How to compare pre- and post-tests when subject identifier is missing?

Question

My colleague and I are professors and we conducted an experiment in which we would please like some advice on deciding which tests to use in SPSS.

He taught 4 classes of students on 2 different occasions and I taught a different group of 4 classes of students on 2 different occasions. I was the experimental group and taught all of my sessions incorporating an educational game. He was the control group and did not use any games. We each gave the students a pre-test at the beginning of the first session and a post-test at the end of the second class.

Our hypothesis is that students in the experimental (games) classes performed better on the post-test than students in the control group. Unfortunately we didn't think to assign each student a number so that we could figure out which pre and post-test belonged to who. So basically we have a ton of pre and post-tests divided by class but not by student. Is there a a way we could conduct statistical analyses for the groups instead of individuals to see if our hypothesis was concerned?

Answer 1

If I were trying to answer this I would make a plot of the grades for the before into a single plot and after into a single plot. Consider the method shown here (link).

I would look at how central tendencies changed before vs. after. This includes the mean, median, and possibly mode. I would look at how variation changed before and after. This includes both standard deviation and inter-quartile range. I would look at how extremal values change before and after.

You can use sample sizes to estimate the uncertainty.

A good, first level, sort of test is to see if the +/- 95% confidence interval for the mean of the alternate treatment is within the +/- 95% confidence interval for the reference treatment. You could say that if this was not the case then the results of the alternate treatment are statistically significantly different than the reference treatment.

I would also consider the +/-95% confidence interval for the standard deviation of the alternate treatment versus the reference. Sometimes an approach gives better consistency, or pulls in the extremal values, even when the mean does not significantly change.

Answer 2

Well, our intuition would lead us to believe this is a tragic loss of information. Simulations and designs would corroborate this belief. If you lose the link IDs to join correlated records of data in a design such as this one, it is not possible to conduct, for instance, the oft recommended ANCOVA design for a difference in difference analysis in a design like this. But it behooves us to ask: what happens if we run an independent data analysis?

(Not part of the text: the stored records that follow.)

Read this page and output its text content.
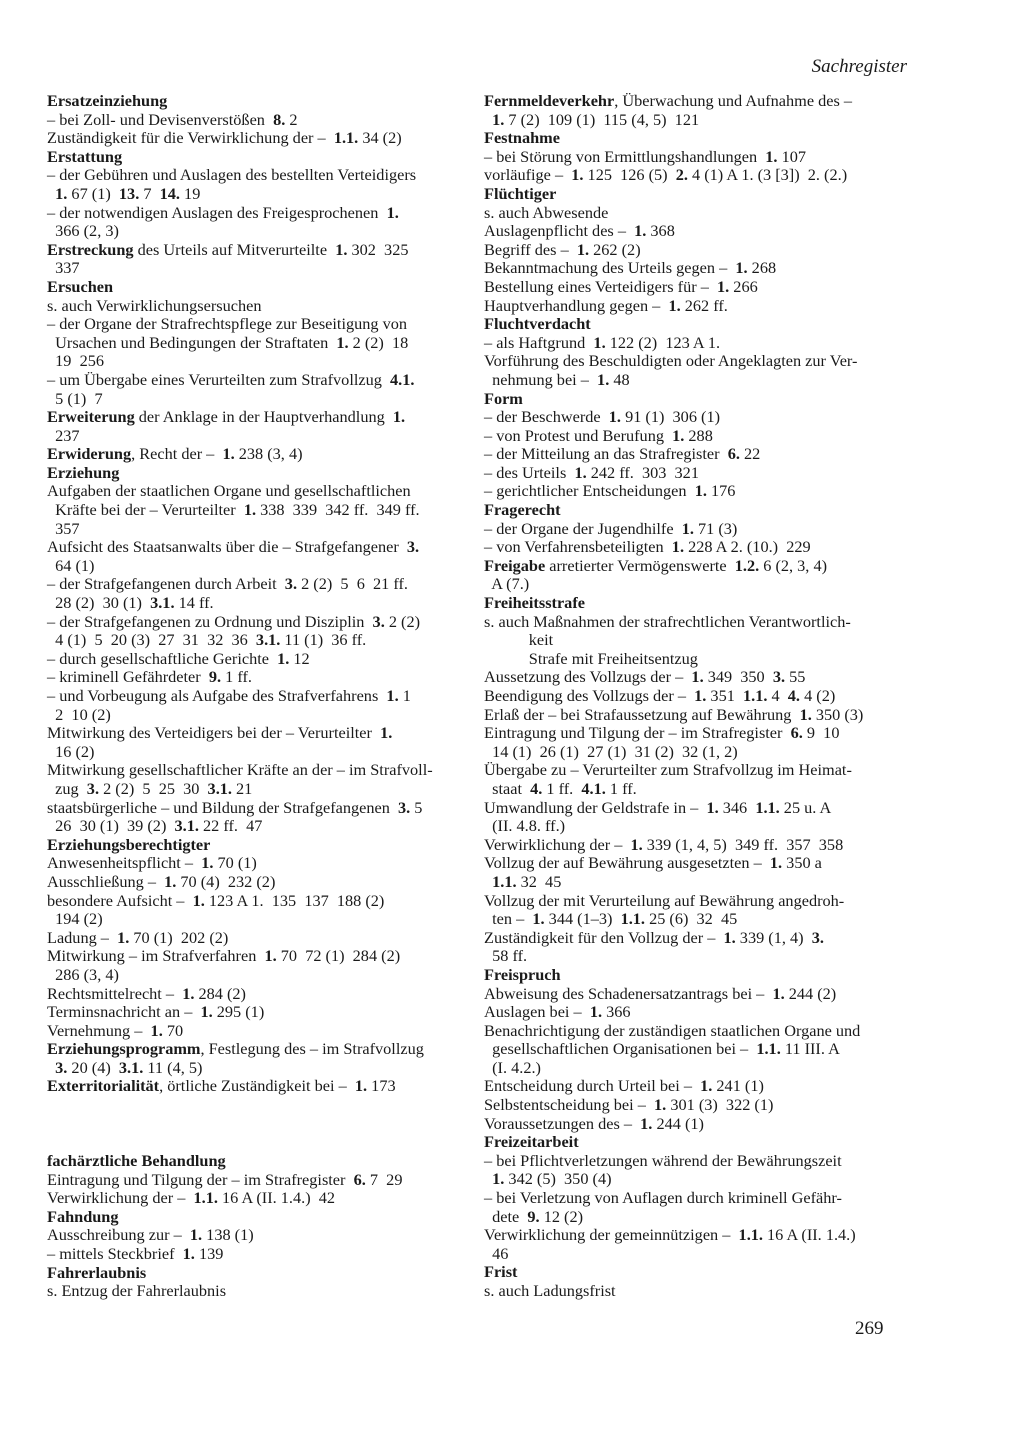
Sachregister
Ersatzeinziehung
– bei Zoll- und Devisenverstößen  8. 2
Zuständigkeit für die Verwirklichung der –  1.1. 34 (2)
Erstattung
– der Gebühren und Auslagen des bestellten Verteidigers
1. 67 (1)  13. 7  14. 19
– der notwendigen Auslagen des Freigesprochenen  1.
366 (2, 3)
Erstreckung des Urteils auf Mitverurteilte  1. 302  325
337
Ersuchen
s. auch Verwirklichungsersuchen
– der Organe der Strafrechtspflege zur Beseitigung von
Ursachen und Bedingungen der Straftaten  1. 2 (2)  18
19  256
– um Übergabe eines Verurteilten zum Strafvollzug  4.1.
5 (1)  7
Erweiterung der Anklage in der Hauptverhandlung  1.
237
Erwiderung, Recht der –  1. 238 (3, 4)
Erziehung
Aufgaben der staatlichen Organe und gesellschaftlichen
Kräfte bei der – Verurteilter  1. 338  339  342 ff.  349 ff.
357
Aufsicht des Staatsanwalts über die – Strafgefangener  3.
64 (1)
– der Strafgefangenen durch Arbeit  3. 2 (2)  5  6  21 ff.
28 (2)  30 (1)  3.1. 14 ff.
– der Strafgefangenen zu Ordnung und Disziplin  3. 2 (2)
4 (1)  5  20 (3)  27  31  32  36  3.1. 11 (1)  36 ff.
– durch gesellschaftliche Gerichte  1. 12
– kriminell Gefährdeter  9. 1 ff.
– und Vorbeugung als Aufgabe des Strafverfahrens  1. 1
2  10 (2)
Mitwirkung des Verteidigers bei der – Verurteilter  1.
16 (2)
Mitwirkung gesellschaftlicher Kräfte an der – im Strafvoll-
zug  3. 2 (2)  5  25  30  3.1. 21
staatsbürgerliche – und Bildung der Strafgefangenen  3. 5
26  30 (1)  39 (2)  3.1. 22 ff.  47
Erziehungsberechtigter
Anwesenheitspflicht –  1. 70 (1)
Ausschließung –  1. 70 (4)  232 (2)
besondere Aufsicht –  1. 123 A 1.  135  137  188 (2)
194 (2)
Ladung –  1. 70 (1)  202 (2)
Mitwirkung – im Strafverfahren  1. 70  72 (1)  284 (2)
286 (3, 4)
Rechtsmittelrecht –  1. 284 (2)
Terminsnachricht an –  1. 295 (1)
Vernehmung –  1. 70
Erziehungsprogramm, Festlegung des – im Strafvollzug
3. 20 (4)  3.1. 11 (4, 5)
Exterritorialität, örtliche Zuständigkeit bei –  1. 173
fachärztliche Behandlung
Eintragung und Tilgung der – im Strafregister  6. 7  29
Verwirklichung der –  1.1. 16 A (II. 1.4.)  42
Fahndung
Ausschreibung zur –  1. 138 (1)
– mittels Steckbrief  1. 139
Fahrerlaubnis
s. Entzug der Fahrerlaubnis
Fernmeldeverkehr, Überwachung und Aufnahme des –
1. 7 (2)  109 (1)  115 (4, 5)  121
Festnahme
– bei Störung von Ermittlungshandlungen  1. 107
vorläufige –  1. 125  126 (5)  2. 4 (1) A 1. (3 [3])  2. (2.)
Flüchtiger
s. auch Abwesende
Auslagenpflicht des –  1. 368
Begriff des –  1. 262 (2)
Bekanntmachung des Urteils gegen –  1. 268
Bestellung eines Verteidigers für –  1. 266
Hauptverhandlung gegen –  1. 262 ff.
Fluchtverdacht
– als Haftgrund  1. 122 (2)  123 A 1.
Vorführung des Beschuldigten oder Angeklagten zur Ver-
nehmung bei –  1. 48
Form
– der Beschwerde  1. 91 (1)  306 (1)
– von Protest und Berufung  1. 288
– der Mitteilung an das Strafregister  6. 22
– des Urteils  1. 242 ff.  303  321
– gerichtlicher Entscheidungen  1. 176
Fragerecht
– der Organe der Jugendhilfe  1. 71 (3)
– von Verfahrensbeteiligten  1. 228 A 2. (10.)  229
Freigabe arretierter Vermögenswerte  1.2. 6 (2, 3, 4)
A (7.)
Freiheitsstrafe
s. auch Maßnahmen der strafrechtlichen Verantwortlich-
keit
Strafe mit Freiheitsentzug
Aussetzung des Vollzugs der –  1. 349  350  3. 55
Beendigung des Vollzugs der –  1. 351  1.1. 4  4. 4 (2)
Erlaß der – bei Strafaussetzung auf Bewährung  1. 350 (3)
Eintragung und Tilgung der – im Strafregister  6. 9  10
14 (1)  26 (1)  27 (1)  31 (2)  32 (1, 2)
Übergabe zu – Verurteilter zum Strafvollzug im Heimat-
staat  4. 1 ff.  4.1. 1 ff.
Umwandlung der Geldstrafe in –  1. 346  1.1. 25 u. A
(II. 4.8. ff.)
Verwirklichung der –  1. 339 (1, 4, 5)  349 ff.  357  358
Vollzug der auf Bewährung ausgesetzten –  1. 350 a
1.1. 32  45
Vollzug der mit Verurteilung auf Bewährung angedroh-
ten –  1. 344 (1–3)  1.1. 25 (6)  32  45
Zuständigkeit für den Vollzug der –  1. 339 (1, 4)  3.
58 ff.
Freispruch
Abweisung des Schadenersatzantrags bei –  1. 244 (2)
Auslagen bei –  1. 366
Benachrichtigung der zuständigen staatlichen Organe und
gesellschaftlichen Organisationen bei –  1.1. 11 III. A
(I. 4.2.)
Entscheidung durch Urteil bei –  1. 241 (1)
Selbstentscheidung bei –  1. 301 (3)  322 (1)
Voraussetzungen des –  1. 244 (1)
Freizeitarbeit
– bei Pflichtverletzungen während der Bewährungszeit
1. 342 (5)  350 (4)
– bei Verletzung von Auflagen durch kriminell Gefähr-
dete  9. 12 (2)
Verwirklichung der gemeinnützigen –  1.1. 16 A (II. 1.4.)
46
Frist
s. auch Ladungsfrist
269
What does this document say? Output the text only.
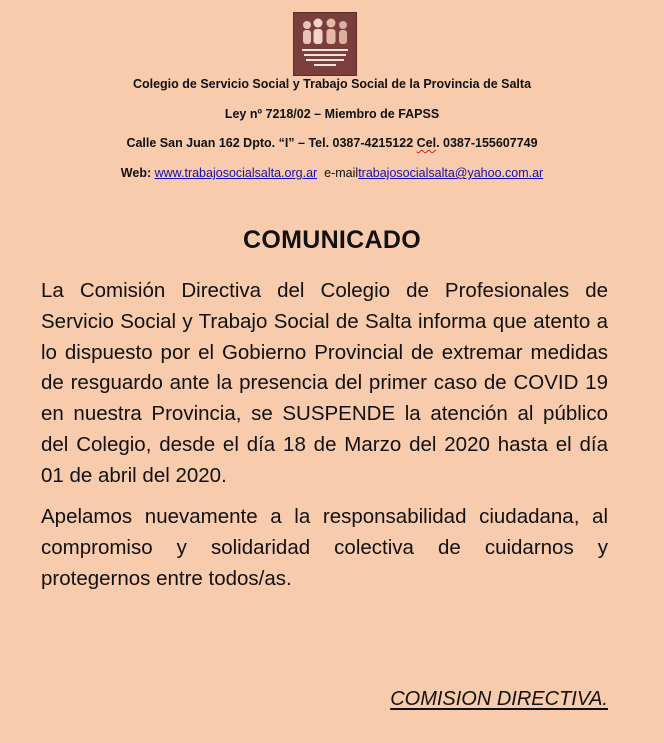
Colegio de Servicio Social y Trabajo Social de la Provincia de Salta
Ley nº 7218/02 – Miembro de FAPSS
Calle San Juan 162 Dpto. “I” – Tel. 0387-4215122 Cel. 0387-155607749
Web: www.trabajosocialsalta.org.ar e-mailtrabajosocialsalta@yahoo.com.ar
COMUNICADO
La Comisión Directiva del Colegio de Profesionales de Servicio Social y Trabajo Social de Salta informa que atento a lo dispuesto por el Gobierno Provincial de extremar medidas de resguardo ante la presencia del primer caso de COVID 19 en nuestra Provincia, se SUSPENDE la atención al público del Colegio, desde el día 18 de Marzo del 2020 hasta el día 01 de abril del 2020.
Apelamos nuevamente a la responsabilidad ciudadana, al compromiso y solidaridad colectiva de cuidarnos y protegernos entre todos/as.
COMISION DIRECTIVA.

In other words, the hypothesis that you are trying to test is this: $$ \mathcal{H}_0: \mu_{2,2}-\mu_{2,1} = \mu_{1,2} - \mu_{1,1}$$

Where $\mu_{i,j}$ represents data from the $i$-th group measured at time $j$. Whereas a correlated data analysis would have given us a more precise estimate of $\mu_{i,2}-\mu_{i,1}$, you can still calculate these quantities separately, such as in a regression, and calculate the difference in difference for a significance test without accounting for data correlation. One can show this leads to a slightly less efficient analysis, but the test is still powered to detect the effect. The worst case scenario is that the test does not produce a significant finding, because you can't be assured that the nominal alpha level has truly been achieved as you are not accounting for dependence between observations.